Derived fields frim DB nodes

Hi!
Is there any possibility to create\adjust fields while workin ‘in-database’ in KNIME?
For example, I want to fill all nulls in my table that i select, then create several other fields, and only after that group by and go to local enviroment.
If there any possile ways to do it not writing ‘case when’ \ ‘coalesce’ in db query nodes?

Any help is greatly appreciated!

Hi @s_borisevich , when you say “while working in-database” I presume that you mean working with the in-database db nodes in the workflow.

Although those nodes are called “in-database” they ultimately are working together to construct a single query that is executed only at the point where you attempt to read the data (e.g. in the DB reader), so your work is not really “in-database” it is simply that KNIME constructs all of the required SQL (such as joins) across a series of nodes rather than having the data returned separately to KNIME and joined locally, and so the joins are executed “in database” in a single query, rather than locally.

Therefore there is no ability to perform other operations within the operation of a single series of “in-database” nodes.

You can certainly perform individual operations using other database nodes but are you actually talking about making physical updates to the database tables themselves, or are you wanting to dynamically adjust only the data that is returned?
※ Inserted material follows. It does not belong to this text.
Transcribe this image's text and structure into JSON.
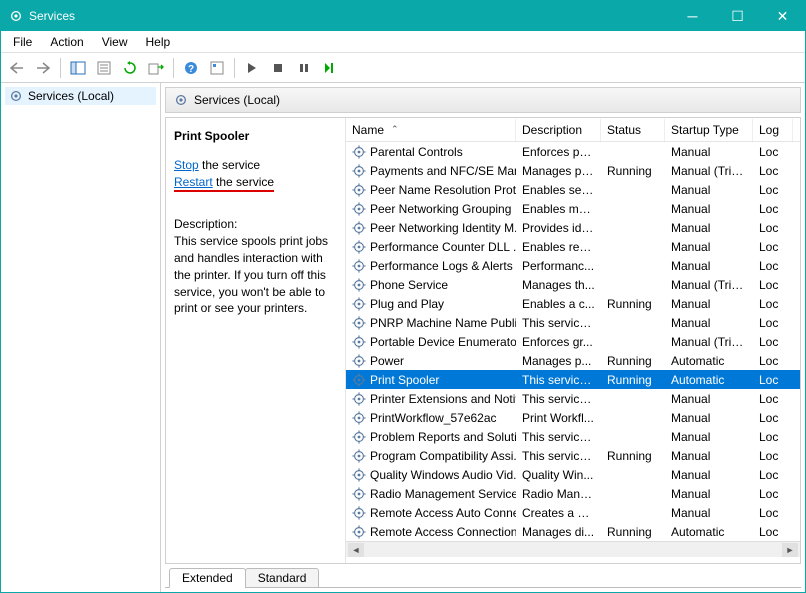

Are you able to give a more detailed example about what you are wanting to do?

Yes, I’m talking about adjusting the data that is returned, not physical updates to the tables. I assume such updates can be done by db writer\ db insert.

I will try to explain myself.
Let’s say, I’m working with some table that is too large to process it efficiently in local memory before some preprocessing on db engine.
So, before going ‘local’ what we need to:

  • some fields have nulls, so I want to replace theese nulls with some relevant values
  • also, I need to transform some continuous features into categorical (i think here db binner node already exists)
  • at last, I want to replace some substrings in string field, or, let’s say, map some values into another

All theese manipulations have to be done sometimes even before joining other tables in database, others before grouping and selecting relevant rows.
So, my question is there any way to do it in KNIME without going to db query node and writing actual sql, using case when\coalesce\replace and other functions?

Such transformations can be done when writing sql code. I am not aware of DB Nodes in KNIME which cover all what you require. Best would be you check the available DB Nodes in the node repository yourself and see what you can cover with these (DB Groupby, Column Filter Row Filter,…) and what you need to write SQL for.
@DB experts please correct or add
br

1 Like

Hi @s_borisevich , yes @Daniel_Weikert is right. The primary manipulation nodes in KNIME work on local data tables rather than at the database query level.

There are nodes such as DB GroupBy and the DB Row Filter whose job it is to enable use of the sql “group by” and “where” clauses respectively to avoid sql, but there isn’t a lot in the form of “db transformation” nodes which could represent case statements and other sql clauses within the query.

I have put together this db demo using the H2 database with a trivial example of a couple of things that can be done, but these don’t remove the need for writing sql queries.

In database queries.knwf (41.4 KB)

My main reason for uploading this was to discuss how the in-database nodes operate. To see this more clearly you really need to switch the the KNIME Classic UI if not already using that, as you can then view the DB Queries that the in-database nodes build.

If you open the view port on each of the in-database nodes, in Classic UI, there is a DB Query tab. You can see that as you proceed downstream, the queries from each get stitched together so that at the point where you execute the DB Reader, there is a single SQL query containing each of the upstream elements.

This means that it is therefore possible to inject your own SQL elements in the form of flow variables as I have done with the DB Query towards the centre of the image.

This receives a flow variable created by the upper branch that has turned a local lookup table into a series of Case clauses:

and this is applied by injecting into the sql:

Meanwhile in the DB Table Selector for the “Users” table, instead of simply selecting the table, a SQL Query can be entered to provide a view on that table, which handles null values, e.g.

but again it is writing sql although it potentially still reduces some complexity over writing the whole thing as a single SQL query.

So there are some tricks that you can use which may make your life easier (or more complicated!).

hope that helps.

2 Likes

Thank you very much!
That demo is really helpful.

2 Likes

This topic was automatically closed 90 days after the last reply. New replies are no longer allowed.